Bin Laden’s driver is going home
Salim Ahmed Hamdan, Osama bin Laden’s onetime driver and the first of only two terrorism suspects convicted at Guantanamo Bay, is being transferred from the offshore prison to his Yemeni homeland, a government lawyer familiar with the case said Monday.
Hamdan, who is about 40, was found guilty of material support for terrorism by a six-member military jury in August.
He was acquitted of the more serious charge of conspiracy and sentenced to just five months longer than the five-plus years he had served, mostly in maximum security isolation, at the U.S. naval base in Cuba.
The disclosure that Hamdan was already off the base or would be within hours signaled that the Bush administration had conceded its effort to severely punish the $200-a-month Al Qaeda driver had failed.
Bush administration officials sought and were denied reconsideration of Hamdan’s 66-month sentence after trial by the Pentagon’s Office of Military Commissions. Prosecutors deemed the term too lenient. They had asked that Hamdan serve 30 years to life.
Government lawyers had cast him as one of those who helped plot and execute the Sept. 11, 2001, attacks.
During Hamdan’s three-week trial, his defense lawyers elicited testimony portraying the slight, soft-spoken defendant as a hired hand with a fourth-grade education, a man who drove Bin Laden and at times acted as a bodyguard but was excluded from the terrorist group’s inner circle.

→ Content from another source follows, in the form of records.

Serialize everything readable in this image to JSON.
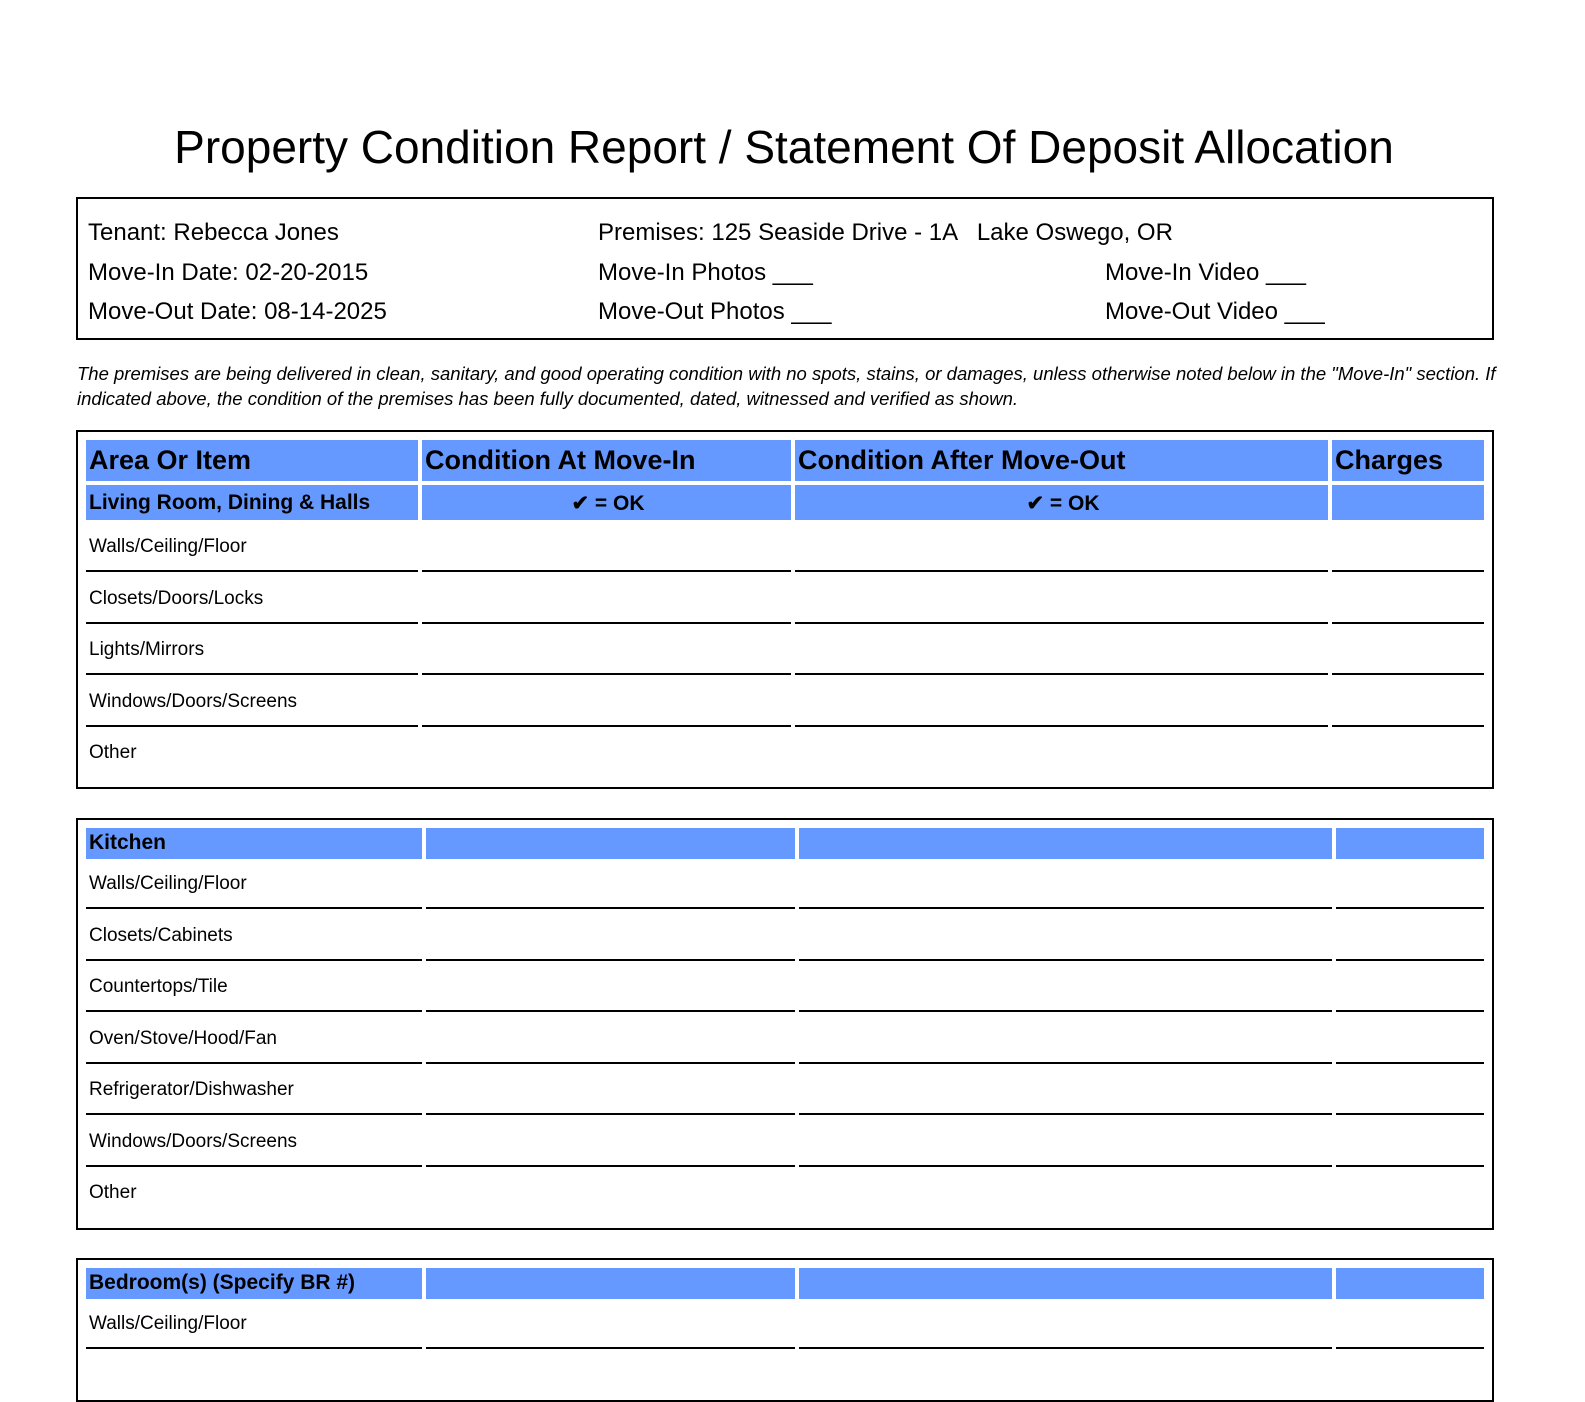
{
  "title": "Property Condition Report / Statement Of Deposit Allocation",
  "info": {
    "tenant": "Tenant: Rebecca Jones",
    "move_in_date": "Move-In Date: 02-20-2015",
    "move_out_date": "Move-Out Date: 08-14-2025",
    "premises": "Premises: 125 Seaside Drive - 1A   Lake Oswego, OR",
    "move_in_photos": "Move-In Photos ___",
    "move_out_photos": "Move-Out Photos ___",
    "move_in_video": "Move-In Video ___",
    "move_out_video": "Move-Out Video ___"
  },
  "note": "The premises are being delivered in clean, sanitary, and good operating condition with no spots, stains, or damages, unless otherwise noted below in the \"Move-In\" section. If indicated above, the condition of the premises has been fully documented, dated, witnessed and verified as shown.",
  "columns": [
    "Area Or Item",
    "Condition At Move-In",
    "Condition After Move-Out",
    "Charges"
  ],
  "ok_legend": "✔ = OK",
  "sections": [
    {
      "name": "Living Room, Dining & Halls",
      "items": [
        "Walls/Ceiling/Floor",
        "Closets/Doors/Locks",
        "Lights/Mirrors",
        "Windows/Doors/Screens",
        "Other"
      ]
    },
    {
      "name": "Kitchen",
      "items": [
        "Walls/Ceiling/Floor",
        "Closets/Cabinets",
        "Countertops/Tile",
        "Oven/Stove/Hood/Fan",
        "Refrigerator/Dishwasher",
        "Windows/Doors/Screens",
        "Other"
      ]
    },
    {
      "name": "Bedroom(s) (Specify BR #)",
      "items": [
        "Walls/Ceiling/Floor"
      ]
    }
  ]
}
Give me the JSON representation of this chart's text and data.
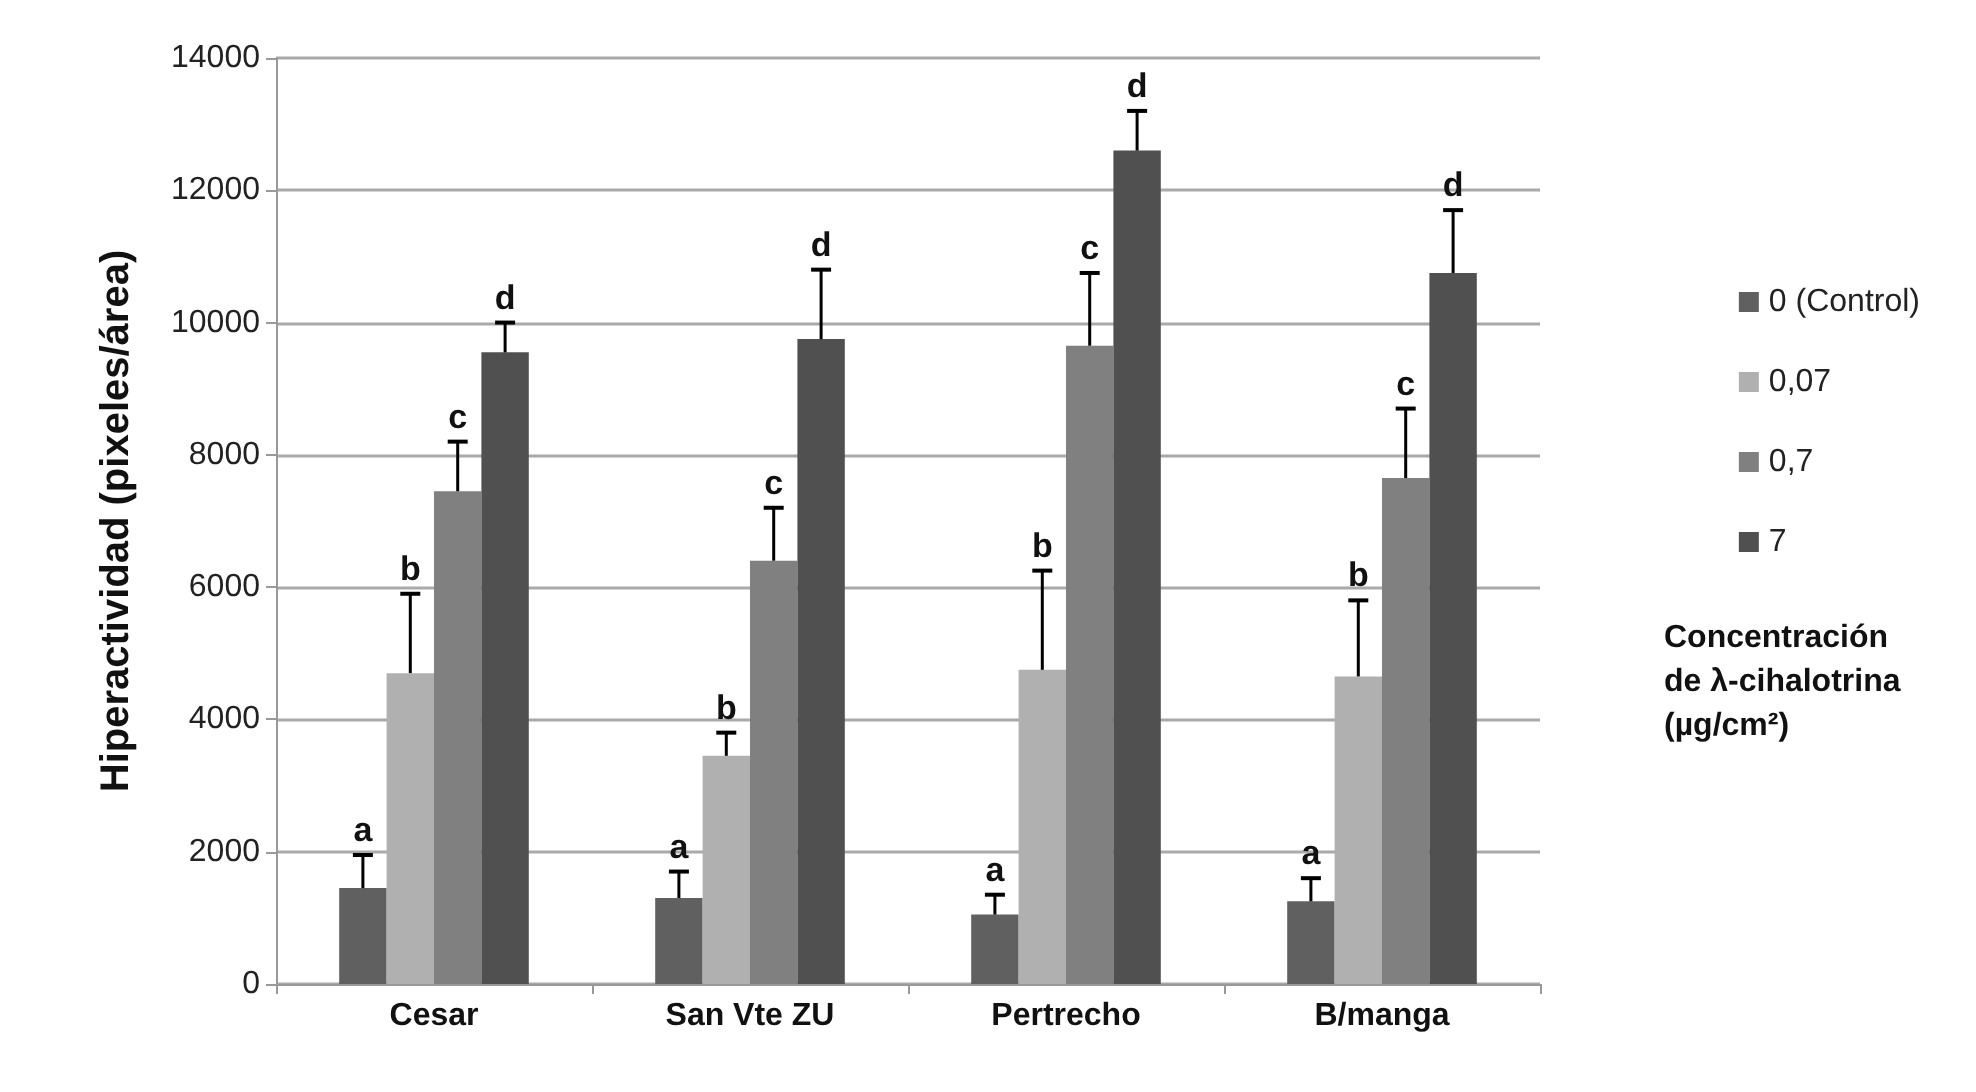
{
  "chart_data": {
    "type": "bar",
    "ylabel": "Hiperactividad (pixeles/área)",
    "legend_title": "Concentración de λ-cihalotrina (µg/cm²)",
    "categories": [
      "Cesar",
      "San Vte ZU",
      "Pertrecho",
      "B/manga"
    ],
    "series": [
      {
        "name": "0 (Control)",
        "color": "#606060",
        "values": [
          1450,
          1300,
          1050,
          1250
        ],
        "errors": [
          [
            1450,
            1950
          ],
          [
            1300,
            1700
          ],
          [
            1050,
            1350
          ],
          [
            1250,
            1600
          ]
        ]
      },
      {
        "name": "0,07",
        "color": "#b0b0b0",
        "values": [
          4700,
          3450,
          4750,
          4650
        ],
        "errors": [
          [
            4700,
            5900
          ],
          [
            3450,
            3800
          ],
          [
            4750,
            6250
          ],
          [
            4650,
            5800
          ]
        ]
      },
      {
        "name": "0,7",
        "color": "#808080",
        "values": [
          7450,
          6400,
          9650,
          7650
        ],
        "errors": [
          [
            7450,
            8200
          ],
          [
            6400,
            7200
          ],
          [
            9650,
            10750
          ],
          [
            7650,
            8700
          ]
        ]
      },
      {
        "name": "7",
        "color": "#505050",
        "values": [
          9550,
          9750,
          12600,
          10750
        ],
        "errors": [
          [
            9550,
            10000
          ],
          [
            9750,
            10800
          ],
          [
            12600,
            13200
          ],
          [
            10750,
            11700
          ]
        ]
      }
    ],
    "ylim": [
      0,
      14000
    ],
    "yticks": [
      0,
      2000,
      4000,
      6000,
      8000,
      10000,
      12000,
      14000
    ],
    "grid": "y",
    "legend": "right",
    "annotations": [
      "a",
      "b",
      "c",
      "d",
      "a",
      "b",
      "c",
      "d",
      "a",
      "b",
      "c",
      "d",
      "a",
      "b",
      "c",
      "d"
    ]
  }
}
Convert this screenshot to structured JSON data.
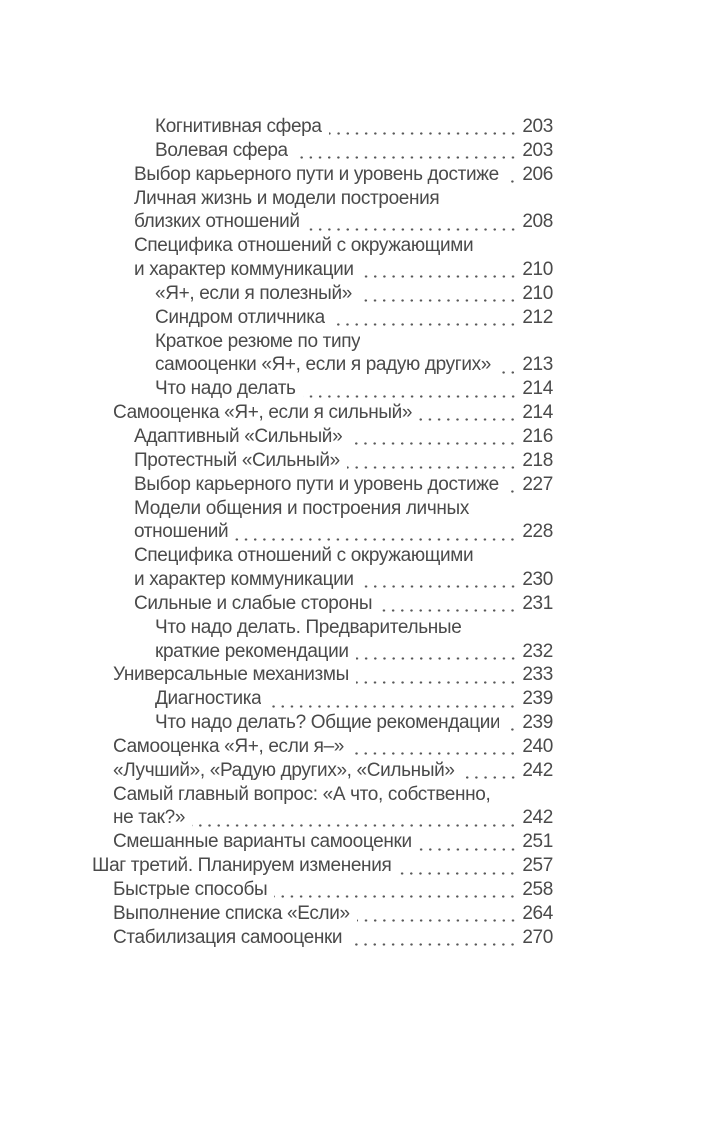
{
  "page": {
    "background_color": "#ffffff",
    "text_color": "#4a4a4a",
    "dot_leader_color": "#585858",
    "kind": "book-table-of-contents"
  },
  "toc": {
    "lines": [
      {
        "indent": 3,
        "text": "Когнитивная сфера",
        "page": "203"
      },
      {
        "indent": 3,
        "text": "Волевая сфера",
        "page": "203"
      },
      {
        "indent": 2,
        "text": "Выбор карьерного пути и уровень достижений",
        "page": "206"
      },
      {
        "indent": 2,
        "text": "Личная жизнь и модели построения",
        "page": null
      },
      {
        "indent": 2,
        "text": "близких отношений",
        "page": "208"
      },
      {
        "indent": 2,
        "text": "Специфика отношений с окружающими",
        "page": null
      },
      {
        "indent": 2,
        "text": "и характер коммуникации",
        "page": "210"
      },
      {
        "indent": 3,
        "text": "«Я+, если я полезный»",
        "page": "210"
      },
      {
        "indent": 3,
        "text": "Синдром отличника",
        "page": "212"
      },
      {
        "indent": 3,
        "text": "Краткое резюме по типу",
        "page": null
      },
      {
        "indent": 3,
        "text": "самооценки «Я+, если я радую других»",
        "page": "213"
      },
      {
        "indent": 3,
        "text": "Что надо делать",
        "page": "214"
      },
      {
        "indent": 1,
        "text": "Самооценка «Я+, если я сильный»",
        "page": "214"
      },
      {
        "indent": 2,
        "text": "Адаптивный «Сильный»",
        "page": "216"
      },
      {
        "indent": 2,
        "text": "Протестный «Сильный»",
        "page": "218"
      },
      {
        "indent": 2,
        "text": "Выбор карьерного пути и уровень достижений",
        "page": "227"
      },
      {
        "indent": 2,
        "text": "Модели общения и построения личных",
        "page": null
      },
      {
        "indent": 2,
        "text": "отношений",
        "page": "228"
      },
      {
        "indent": 2,
        "text": "Специфика отношений с окружающими",
        "page": null
      },
      {
        "indent": 2,
        "text": "и характер коммуникации",
        "page": "230"
      },
      {
        "indent": 2,
        "text": "Сильные и слабые стороны",
        "page": "231"
      },
      {
        "indent": 3,
        "text": "Что надо делать. Предварительные",
        "page": null
      },
      {
        "indent": 3,
        "text": "краткие рекомендации",
        "page": "232"
      },
      {
        "indent": 1,
        "text": "Универсальные механизмы",
        "page": "233"
      },
      {
        "indent": 3,
        "text": "Диагностика",
        "page": "239"
      },
      {
        "indent": 3,
        "text": "Что надо делать? Общие рекомендации",
        "page": "239"
      },
      {
        "indent": 1,
        "text": "Самооценка «Я+, если я–»",
        "page": "240"
      },
      {
        "indent": 1,
        "text": "«Лучший», «Радую других», «Сильный»",
        "page": "242"
      },
      {
        "indent": 1,
        "text": "Самый главный вопрос: «А что, собственно,",
        "page": null
      },
      {
        "indent": 1,
        "text": "не так?»",
        "page": "242"
      },
      {
        "indent": 1,
        "text": "Смешанные варианты самооценки",
        "page": "251"
      },
      {
        "indent": 0,
        "text": "Шаг третий. Планируем изменения",
        "page": "257"
      },
      {
        "indent": 1,
        "text": "Быстрые способы",
        "page": "258"
      },
      {
        "indent": 1,
        "text": "Выполнение списка «Если»",
        "page": "264"
      },
      {
        "indent": 1,
        "text": "Стабилизация самооценки",
        "page": "270"
      }
    ]
  }
}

About 100 of the 250 prisoners still at Guantanamo are Yemenis. Many of them are expected to be sent home once President Bush leaves office and the Pentagon is compelled to dismantle the prison and the interrogation and prosecution operations that have drawn international condemnation.
A lawyer involved in the commissions said he regarded the transfer of Hamdan as the “grease” needed to launch the repatriation of Yemenis after years of diplomatic standoff between the U.S. and Yemeni governments.
Neither the spokeswoman for the task force that operates the detention facilities, Navy Cmdr. Pauline A. Storum, nor commissions spokesman Joseph DellaVedova, responded to requests for confirmation of Hamdan’s transfer.
Pentagon officials routinely refuse to discuss detainee movements, claiming security concerns.
The Yemeni news agency, SABA, reported from the capital Sanaa that “well-informed sources said on Monday that U.S. authorities would extradite Salim Hamdan to Yemen in the coming few days.”
Monday marked exactly seven years since Hamdan was captured at a roadblock near Kandahar, Afghanistan, as he returned from taking his wife and a daughter to Pakistan to escape the bombardment of suspected Al Qaeda and Taliban strongholds in the weeks after the Sept. 11 attacks.
He was held by U.S.-led Afghan fighters, then by clandestine U.S. government agents for two months before he was sent to Guantanamo.
Hamdan had cooperated with his captors while in Afghanistan, testimony during his trial indicated. Information thought to have led to his reduced sentence and acquittal on the conspiracy charge was disclosed to the military judge and jury during a closed session.
Hamdan has a wife and two daughters in Yemen.